La cervicite muco-purulente est définie par une inflammation de l’endocol se traduisant à des degrés variables par :

  • un écoulement purulent ou muco-purulent à l’orifice cervical
  • et/ou un col inflammatoire et saignant au contact
  • et/ou la présence de polynucléaires neutrophiles (PN) sur le frottis endocervical coloré au Gram ou au bleu de méthylène.

Il n’existe pas de définition consensuelle de la cervicite. En particulier, le nombre de PN par grand champ varie en fonction du cycle. Certains considèrent que le nombre de PN définissant la cervicite est de 10/grand champ, d’autres 15, 20 ou 30, voire un nombre de PN excédant celui des cellules épithéliales.

Les deux microorganismes responsables de cervicite sont par ordre de fréquence Chlamydia trachomatis et Neisseria gonorrhoeae mais le plus souvent, aucun des deux n’est retrouvé.

Par ailleurs, la plupart des femmes infectées par C. trachomatis ou par le gonocoque ont un col normal.
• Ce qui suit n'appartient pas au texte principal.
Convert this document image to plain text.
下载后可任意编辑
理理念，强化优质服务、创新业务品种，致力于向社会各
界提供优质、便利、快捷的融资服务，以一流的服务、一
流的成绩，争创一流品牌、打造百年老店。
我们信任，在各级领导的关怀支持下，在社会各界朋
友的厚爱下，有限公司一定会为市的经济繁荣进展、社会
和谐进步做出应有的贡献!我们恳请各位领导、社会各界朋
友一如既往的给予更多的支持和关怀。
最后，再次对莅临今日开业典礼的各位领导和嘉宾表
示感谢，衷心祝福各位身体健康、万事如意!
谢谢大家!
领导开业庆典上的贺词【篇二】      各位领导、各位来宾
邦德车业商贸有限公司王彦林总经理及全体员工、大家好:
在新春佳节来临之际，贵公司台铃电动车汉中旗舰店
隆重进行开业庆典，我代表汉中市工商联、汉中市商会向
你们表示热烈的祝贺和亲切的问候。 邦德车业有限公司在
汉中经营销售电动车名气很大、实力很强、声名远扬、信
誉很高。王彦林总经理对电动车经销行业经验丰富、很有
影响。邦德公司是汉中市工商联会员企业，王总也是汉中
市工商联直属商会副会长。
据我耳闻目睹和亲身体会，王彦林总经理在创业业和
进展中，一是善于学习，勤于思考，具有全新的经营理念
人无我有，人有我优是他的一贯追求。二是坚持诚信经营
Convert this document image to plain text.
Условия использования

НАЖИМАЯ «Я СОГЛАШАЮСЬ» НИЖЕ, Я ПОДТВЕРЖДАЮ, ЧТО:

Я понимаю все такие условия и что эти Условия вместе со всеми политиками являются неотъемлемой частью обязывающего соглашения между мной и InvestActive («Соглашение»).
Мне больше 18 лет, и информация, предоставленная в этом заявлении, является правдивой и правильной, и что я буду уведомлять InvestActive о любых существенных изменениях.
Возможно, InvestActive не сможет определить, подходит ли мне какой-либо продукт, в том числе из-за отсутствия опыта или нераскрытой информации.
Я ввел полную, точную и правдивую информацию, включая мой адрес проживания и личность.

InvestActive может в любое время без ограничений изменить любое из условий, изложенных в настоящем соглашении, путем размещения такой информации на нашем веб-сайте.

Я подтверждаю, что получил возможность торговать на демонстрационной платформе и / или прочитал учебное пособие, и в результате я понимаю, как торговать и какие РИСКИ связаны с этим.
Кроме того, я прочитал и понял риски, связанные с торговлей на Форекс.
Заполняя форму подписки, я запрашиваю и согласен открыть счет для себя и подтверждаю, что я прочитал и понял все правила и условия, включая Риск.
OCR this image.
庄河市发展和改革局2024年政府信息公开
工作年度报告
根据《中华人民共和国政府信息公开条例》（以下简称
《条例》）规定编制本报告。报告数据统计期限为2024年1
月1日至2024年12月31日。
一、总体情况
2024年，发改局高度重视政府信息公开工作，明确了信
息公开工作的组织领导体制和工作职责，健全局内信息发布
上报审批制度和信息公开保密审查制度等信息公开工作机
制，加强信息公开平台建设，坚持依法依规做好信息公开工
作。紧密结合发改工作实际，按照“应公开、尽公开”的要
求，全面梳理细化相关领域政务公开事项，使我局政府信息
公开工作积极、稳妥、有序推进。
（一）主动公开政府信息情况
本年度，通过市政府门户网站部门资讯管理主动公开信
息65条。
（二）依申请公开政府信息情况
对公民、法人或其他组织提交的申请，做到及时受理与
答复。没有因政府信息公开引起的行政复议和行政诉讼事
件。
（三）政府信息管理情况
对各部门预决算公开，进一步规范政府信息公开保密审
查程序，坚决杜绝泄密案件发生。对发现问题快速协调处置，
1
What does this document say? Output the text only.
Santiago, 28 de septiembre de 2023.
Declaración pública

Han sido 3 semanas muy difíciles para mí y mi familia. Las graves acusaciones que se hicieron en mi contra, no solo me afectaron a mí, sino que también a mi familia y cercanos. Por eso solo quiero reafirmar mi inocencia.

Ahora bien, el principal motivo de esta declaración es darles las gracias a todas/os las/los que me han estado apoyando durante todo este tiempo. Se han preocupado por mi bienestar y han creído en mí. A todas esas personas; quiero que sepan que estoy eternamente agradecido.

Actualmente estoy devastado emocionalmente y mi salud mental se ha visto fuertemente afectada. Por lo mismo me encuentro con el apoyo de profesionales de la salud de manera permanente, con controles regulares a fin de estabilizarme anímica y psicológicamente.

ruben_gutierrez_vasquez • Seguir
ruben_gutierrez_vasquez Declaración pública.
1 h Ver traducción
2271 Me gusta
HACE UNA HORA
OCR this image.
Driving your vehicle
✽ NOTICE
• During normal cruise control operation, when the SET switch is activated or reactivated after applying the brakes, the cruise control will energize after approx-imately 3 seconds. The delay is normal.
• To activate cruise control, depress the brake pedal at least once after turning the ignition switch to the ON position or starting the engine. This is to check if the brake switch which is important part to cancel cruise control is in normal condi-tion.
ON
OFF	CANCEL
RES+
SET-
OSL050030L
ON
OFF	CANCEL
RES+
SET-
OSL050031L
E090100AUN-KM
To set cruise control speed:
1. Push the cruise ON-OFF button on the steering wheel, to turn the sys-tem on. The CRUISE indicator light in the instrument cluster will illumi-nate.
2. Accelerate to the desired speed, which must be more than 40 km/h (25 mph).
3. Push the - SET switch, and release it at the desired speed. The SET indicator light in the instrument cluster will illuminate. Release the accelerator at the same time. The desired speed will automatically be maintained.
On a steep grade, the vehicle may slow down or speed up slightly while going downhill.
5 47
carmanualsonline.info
Le plus souvent, la cervicite ne provoque aucun symptôme mais des leucorrhées sont possibles (cervico-vaginite) voire une irritation vulvaire (cervico-vulvo-vaginite).

Les examens à pratiquer devant une cervicite sont :

  • un frottis de l’endocol coloré au Gram ou au bleu de méthylène (PN, diplocoques)
  • une culture pour recherche de gonocoque (endocol et urètre) et si possible un test d’amplification N. gonorrhoeae (vulvo-vaginal)
  • une recherche de C. trachomatis par un test d’amplification (endocol et vulve)
  • un prélèvement des culs-de-sac vaginaux pour frottis coloré au Gram (ou bleu de méthylène), examen à l’état frais (levures, clue-cells, trichomonas), culture pour Trichomonas vaginalis.
  • une culture ou un TAAN N. gonorrhoeae pour recherche de gonocoque (pharynx, anus)

La recherche des mycoplasmes classiques n’est pas recommandée, M. hominis et Ureaplasma spp ne provoquant pas de cervicite. La responsabilité de Mycoplasma genitalium dans les cervicites est très controversée ; la recherche de M. genitalium n’est pas recommandée dans l’état actuel des connaissances.